Mike Johnson reflects on the Mayflower Compact:
We need a new Compact, one that can be embraced by members of a family or by constantly quarreling political leaders; a Compact that can be embraced by church congregates and members of civic organizations; by students and seniors; by citizens of different cultures, religious beliefs, and language, bound together by hope not hate and by the commonality in their diversity.
The Compact need not be longer or more detailed than the original, but it must reflect more than a gesture toward change. The alternative? Not so good. The course we are on will make the North Sea feel like a warm bath. We all have a stake in and share responsibility for where we are. The institutions of society and government that have served as the bulwark of social order and governance need reinforcement. Those who preach violence, hatred, divisiveness and extremism must be silenced not by restrictions of speech and assembly, but simply by being boycotted and ignored. We need a Compact that restores basic human and civil values that comprise what we know to be the real American character.

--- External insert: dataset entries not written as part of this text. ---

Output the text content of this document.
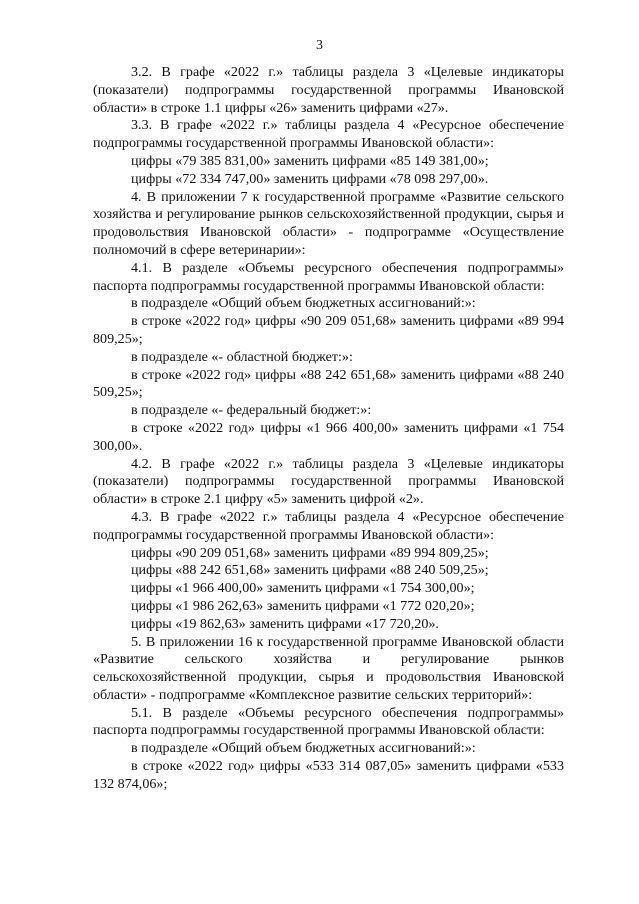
3

3.2. В графе «2022 г.» таблицы раздела 3 «Целевые индикаторы (показатели) подпрограммы государственной программы Ивановской области» в строке 1.1 цифры «26» заменить цифрами «27».

3.3. В графе «2022 г.» таблицы раздела 4 «Ресурсное обеспечение подпрограммы государственной программы Ивановской области»:

цифры «79 385 831,00» заменить цифрами «85 149 381,00»;

цифры «72 334 747,00» заменить цифрами «78 098 297,00».

4. В приложении 7 к государственной программе «Развитие сельского хозяйства и регулирование рынков сельскохозяйственной продукции, сырья и продовольствия Ивановской области» - подпрограмме «Осуществление полномочий в сфере ветеринарии»:

4.1. В разделе «Объемы ресурсного обеспечения подпрограммы» паспорта подпрограммы государственной программы Ивановской области:

в подразделе «Общий объем бюджетных ассигнований:»:

в строке «2022 год» цифры «90 209 051,68» заменить цифрами «89 994 809,25»;

в подразделе «- областной бюджет:»:

в строке «2022 год» цифры «88 242 651,68» заменить цифрами «88 240 509,25»;

в подразделе «- федеральный бюджет:»:

в строке «2022 год» цифры «1 966 400,00» заменить цифрами «1 754 300,00».

4.2. В графе «2022 г.» таблицы раздела 3 «Целевые индикаторы (показатели) подпрограммы государственной программы Ивановской области» в строке 2.1 цифру «5» заменить цифрой «2».

4.3. В графе «2022 г.» таблицы раздела 4 «Ресурсное обеспечение подпрограммы государственной программы Ивановской области»:

цифры «90 209 051,68» заменить цифрами «89 994 809,25»;

цифры «88 242 651,68» заменить цифрами «88 240 509,25»;

цифры «1 966 400,00» заменить цифрами «1 754 300,00»;

цифры «1 986 262,63» заменить цифрами «1 772 020,20»;

цифры «19 862,63» заменить цифрами «17 720,20».

5. В приложении 16 к государственной программе Ивановской области «Развитие сельского хозяйства и регулирование рынков сельскохозяйственной продукции, сырья и продовольствия Ивановской области» - подпрограмме «Комплексное развитие сельских территорий»:

5.1. В разделе «Объемы ресурсного обеспечения подпрограммы» паспорта подпрограммы государственной программы Ивановской области:

в подразделе «Общий объем бюджетных ассигнований:»:

в строке «2022 год» цифры «533 314 087,05» заменить цифрами «533 132 874,06»;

The idea of a new Compact among the citizenry is, of course pollyannaish, naïve and full of generalities easily subject to interpretation to accommodate any form of bad behavior or self-serving belief structure. Granted. A friend told me recently, “Maybe some kind of encompassing calm will suddenly descend on the world, but I suspect not…it seldom does.” The late Senator Bobby Kennedy said what we should strive for now. To paraphrase: ‘Some people see things as they are and ask, why? I dream of things that never were and ask, why not?’
I was reminded a long time ago by a better writer and thinker than I that the power of words comes not from the pen, but from the willingness of people to embrace their purpose and muster the discipline to give those words life. I suspect the passengers on the Mayflower understood the purpose of their Compact and what it would take from them to give their Compact meaning. I suspect they also recognized what Benjamin Franklin is believed to have uttered after the adoption of the Declaration of Independence 156 years later: “We must all hang together, or, most assuredly, we shall all hang separately.” That is the centerpiece for a new Compact. It is just that simple.